The country watched helplessly as election irregularities in Florida affected the outcome of the presidential election in 2000. Then we watched again, as shenanigans in Ohio in 2004 cast that presidential election into doubt for a lot of people, including Robert Kennedy, Jr. as he wrote persuasively in this Rolling Stone article.
Spotty, there must be something we can do! Yes, grasshopper, there may well be. One of the biggest problems in both Florida and Ohio was the scrubbing of voter rolls to remove “ineligible” voters. As it turned out, of course, a lot of the people purged from voter rolls were properly registered and were eligible to vote. Interestingly enough, according to Greg Palast, there is evidence that the same thing went on in the recent presidential election in Mexico. And guess what? The same U.S. company, Choice Point, is involved as the scrubber.
Apparently, the data miner Check Point acts as judge, jury, and executioner of the voter’s registration. The first the voters hears about it is the day of the election, when there is no remedy, or at most the remedy of a provisional ballot, which were never counted in Ohio, according to the Rolling Stone article linked to above.
But Spotty, that’s so unfair; it sounds like a lack of . . . of . . . . Due process under the Fourteenth Amendment to the US constitution? Yes it does, grasshopper. When a voter who registered to vote in a timely manner is deprived of that right – a very important civil right, by the way - without notice, a hearing, or any opportunity to present evidence in support of the registration, there is a clear lack of fundamental due process.
Can these people sue somebody Spotty? Well you surely would think they could. For example, the Secretaries of State of Florida and Ohio are good candidates to be defendants in a suit to suspend the scrubbing activity unless and until the system for doing so is brought into compliance with fundamental standards of due process. One that didn’t take the data from a private company and just accept it as gospel.

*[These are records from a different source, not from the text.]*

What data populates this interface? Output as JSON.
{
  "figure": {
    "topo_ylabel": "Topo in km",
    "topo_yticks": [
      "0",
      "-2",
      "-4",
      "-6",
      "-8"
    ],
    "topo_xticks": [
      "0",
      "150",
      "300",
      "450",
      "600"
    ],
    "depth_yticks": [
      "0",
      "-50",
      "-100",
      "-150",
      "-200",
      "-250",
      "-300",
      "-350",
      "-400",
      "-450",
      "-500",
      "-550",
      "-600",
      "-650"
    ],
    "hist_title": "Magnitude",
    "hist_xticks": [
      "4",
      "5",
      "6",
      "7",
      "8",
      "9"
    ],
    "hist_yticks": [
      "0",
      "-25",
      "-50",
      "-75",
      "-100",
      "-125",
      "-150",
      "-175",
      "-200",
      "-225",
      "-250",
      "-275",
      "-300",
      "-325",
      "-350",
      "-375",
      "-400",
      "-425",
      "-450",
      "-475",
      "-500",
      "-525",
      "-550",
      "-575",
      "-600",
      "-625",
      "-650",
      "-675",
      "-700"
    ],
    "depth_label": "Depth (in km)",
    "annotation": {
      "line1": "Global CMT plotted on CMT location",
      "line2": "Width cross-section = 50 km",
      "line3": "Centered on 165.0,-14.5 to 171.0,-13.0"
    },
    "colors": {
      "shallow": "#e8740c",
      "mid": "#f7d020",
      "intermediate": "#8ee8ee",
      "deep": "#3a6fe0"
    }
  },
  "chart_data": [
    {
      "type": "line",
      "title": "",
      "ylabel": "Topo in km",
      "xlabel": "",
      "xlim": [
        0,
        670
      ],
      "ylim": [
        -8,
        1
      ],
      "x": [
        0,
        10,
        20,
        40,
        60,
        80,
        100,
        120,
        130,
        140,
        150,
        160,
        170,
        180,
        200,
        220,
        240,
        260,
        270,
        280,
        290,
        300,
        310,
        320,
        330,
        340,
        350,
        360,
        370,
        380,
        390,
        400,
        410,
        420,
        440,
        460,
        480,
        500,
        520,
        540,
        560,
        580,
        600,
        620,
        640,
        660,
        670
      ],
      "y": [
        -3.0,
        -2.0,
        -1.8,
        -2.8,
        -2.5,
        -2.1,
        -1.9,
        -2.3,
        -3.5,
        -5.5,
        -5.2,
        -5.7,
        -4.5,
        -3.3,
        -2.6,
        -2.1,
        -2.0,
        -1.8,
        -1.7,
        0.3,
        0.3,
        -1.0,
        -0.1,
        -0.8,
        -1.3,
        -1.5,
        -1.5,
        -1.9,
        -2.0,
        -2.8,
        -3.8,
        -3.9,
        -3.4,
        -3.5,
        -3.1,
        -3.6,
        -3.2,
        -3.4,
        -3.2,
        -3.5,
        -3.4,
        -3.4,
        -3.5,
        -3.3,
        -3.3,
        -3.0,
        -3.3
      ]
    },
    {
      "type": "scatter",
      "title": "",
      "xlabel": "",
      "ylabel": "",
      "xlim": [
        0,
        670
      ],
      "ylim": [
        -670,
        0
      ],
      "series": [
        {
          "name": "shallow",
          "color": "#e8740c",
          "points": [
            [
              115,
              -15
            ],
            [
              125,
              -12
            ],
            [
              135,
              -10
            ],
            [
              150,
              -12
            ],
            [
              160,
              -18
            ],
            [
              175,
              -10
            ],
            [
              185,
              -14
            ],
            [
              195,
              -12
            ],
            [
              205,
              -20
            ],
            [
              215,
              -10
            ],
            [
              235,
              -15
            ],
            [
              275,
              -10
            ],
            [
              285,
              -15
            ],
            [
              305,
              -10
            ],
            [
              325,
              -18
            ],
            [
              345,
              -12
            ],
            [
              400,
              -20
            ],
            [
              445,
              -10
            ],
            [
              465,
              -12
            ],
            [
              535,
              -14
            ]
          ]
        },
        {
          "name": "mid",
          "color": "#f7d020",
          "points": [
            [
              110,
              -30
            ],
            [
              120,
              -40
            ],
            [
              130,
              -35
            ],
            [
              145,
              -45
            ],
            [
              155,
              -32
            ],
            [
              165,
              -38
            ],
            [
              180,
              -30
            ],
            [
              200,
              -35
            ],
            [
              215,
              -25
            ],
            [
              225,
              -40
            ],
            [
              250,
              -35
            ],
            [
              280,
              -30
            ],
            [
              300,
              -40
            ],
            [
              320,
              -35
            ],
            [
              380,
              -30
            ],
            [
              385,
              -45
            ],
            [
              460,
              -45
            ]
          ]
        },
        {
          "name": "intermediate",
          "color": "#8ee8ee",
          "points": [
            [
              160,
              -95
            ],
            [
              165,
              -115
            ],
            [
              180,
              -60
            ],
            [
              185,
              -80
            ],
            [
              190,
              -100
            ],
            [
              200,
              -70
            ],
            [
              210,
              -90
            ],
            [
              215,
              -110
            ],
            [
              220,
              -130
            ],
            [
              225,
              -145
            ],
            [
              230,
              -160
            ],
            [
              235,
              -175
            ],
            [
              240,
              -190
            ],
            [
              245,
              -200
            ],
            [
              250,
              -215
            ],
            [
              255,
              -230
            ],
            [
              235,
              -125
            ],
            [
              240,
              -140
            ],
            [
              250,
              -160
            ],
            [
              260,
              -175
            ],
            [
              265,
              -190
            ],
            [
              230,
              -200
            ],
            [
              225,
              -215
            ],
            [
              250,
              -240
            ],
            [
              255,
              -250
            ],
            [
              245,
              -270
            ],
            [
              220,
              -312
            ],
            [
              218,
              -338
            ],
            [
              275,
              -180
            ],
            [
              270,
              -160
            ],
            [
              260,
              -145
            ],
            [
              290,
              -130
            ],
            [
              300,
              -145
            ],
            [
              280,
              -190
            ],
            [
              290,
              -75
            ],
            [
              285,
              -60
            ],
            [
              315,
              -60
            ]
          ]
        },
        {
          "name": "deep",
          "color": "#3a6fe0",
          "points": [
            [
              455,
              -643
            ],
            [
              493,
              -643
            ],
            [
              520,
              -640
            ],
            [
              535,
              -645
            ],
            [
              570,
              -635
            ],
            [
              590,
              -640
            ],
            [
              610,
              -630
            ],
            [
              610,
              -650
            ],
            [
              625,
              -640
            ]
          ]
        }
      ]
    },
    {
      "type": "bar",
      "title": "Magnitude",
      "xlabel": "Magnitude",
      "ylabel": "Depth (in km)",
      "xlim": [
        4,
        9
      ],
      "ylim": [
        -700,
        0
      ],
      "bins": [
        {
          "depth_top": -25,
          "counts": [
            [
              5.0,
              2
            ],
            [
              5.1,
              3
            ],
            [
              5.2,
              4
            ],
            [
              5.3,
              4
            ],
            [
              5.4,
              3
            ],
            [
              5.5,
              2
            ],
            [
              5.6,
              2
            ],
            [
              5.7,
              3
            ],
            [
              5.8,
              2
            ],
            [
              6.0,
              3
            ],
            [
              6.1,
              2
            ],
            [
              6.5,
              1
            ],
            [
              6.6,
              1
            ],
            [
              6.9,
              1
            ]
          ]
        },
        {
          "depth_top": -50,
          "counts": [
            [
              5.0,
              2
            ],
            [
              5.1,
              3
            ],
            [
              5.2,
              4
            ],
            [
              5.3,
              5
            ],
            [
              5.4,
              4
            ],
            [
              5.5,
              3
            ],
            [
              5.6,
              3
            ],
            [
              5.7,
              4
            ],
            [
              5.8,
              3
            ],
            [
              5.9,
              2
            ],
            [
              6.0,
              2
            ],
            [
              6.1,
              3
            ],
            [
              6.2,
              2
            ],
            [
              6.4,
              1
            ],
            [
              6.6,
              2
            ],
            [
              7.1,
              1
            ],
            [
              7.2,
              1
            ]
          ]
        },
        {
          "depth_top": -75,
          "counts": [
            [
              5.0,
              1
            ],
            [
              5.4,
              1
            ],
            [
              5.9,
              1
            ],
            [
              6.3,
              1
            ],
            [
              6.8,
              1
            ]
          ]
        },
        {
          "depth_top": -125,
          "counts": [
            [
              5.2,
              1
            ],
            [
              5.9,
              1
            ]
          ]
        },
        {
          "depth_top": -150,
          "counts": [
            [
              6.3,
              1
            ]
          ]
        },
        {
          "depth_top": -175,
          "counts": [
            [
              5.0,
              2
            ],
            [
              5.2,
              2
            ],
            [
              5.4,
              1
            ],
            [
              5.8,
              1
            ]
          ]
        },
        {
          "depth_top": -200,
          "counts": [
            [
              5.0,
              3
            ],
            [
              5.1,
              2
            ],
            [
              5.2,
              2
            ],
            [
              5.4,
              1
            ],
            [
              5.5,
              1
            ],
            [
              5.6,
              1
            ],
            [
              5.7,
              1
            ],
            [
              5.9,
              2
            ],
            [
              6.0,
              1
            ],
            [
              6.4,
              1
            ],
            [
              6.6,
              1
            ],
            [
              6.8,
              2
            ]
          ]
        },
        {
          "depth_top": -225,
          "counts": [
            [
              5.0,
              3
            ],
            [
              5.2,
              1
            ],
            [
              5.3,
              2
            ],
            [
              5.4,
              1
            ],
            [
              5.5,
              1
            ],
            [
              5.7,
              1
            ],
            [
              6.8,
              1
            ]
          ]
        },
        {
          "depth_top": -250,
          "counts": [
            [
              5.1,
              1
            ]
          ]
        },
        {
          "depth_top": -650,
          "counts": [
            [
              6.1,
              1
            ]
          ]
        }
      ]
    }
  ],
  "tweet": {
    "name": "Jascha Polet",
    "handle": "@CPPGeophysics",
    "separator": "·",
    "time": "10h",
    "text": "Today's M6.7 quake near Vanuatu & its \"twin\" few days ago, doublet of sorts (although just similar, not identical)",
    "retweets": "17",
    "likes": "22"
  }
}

Speaking of the private company, Check Point, Spotty says it ought to be in somebody’s sights as a defendant in a section 1983 action. For the uninitiated, that’s 42 U.S.C. sec. 1983, which reads as follows:
Every person who, under color of any statute, ordinance, regulation, custom, or usage, of any State or Territory or the District of Columbia, subjects, or causes to be subjected, any citizen of the United States or other person within the jurisdiction thereof to the deprivation of any rights, privileges, or immunities secured by the Constitution and laws, shall be liable to the party injured in an action at law, suit in equity, or other proper proceeding for redress, except that in any action brought against a judicial officer for an act or omission taken in such officer’s judicial capacity, injunctive relief shall not be granted unless a declaratory decree was violated or declaratory relief was unavailable. For the purposes of this section, any Act of Congress applicable exclusively to the District of Columbia shall be considered to be a statute of the District of Columbia.
Sounds like Check Point, doesn’t it? There are undoubtedly thousands of Florida and Ohio disenfranchised citizens would be happy to be part of a group of plaintiffs. All we need is a good public-interest law firm and off we go!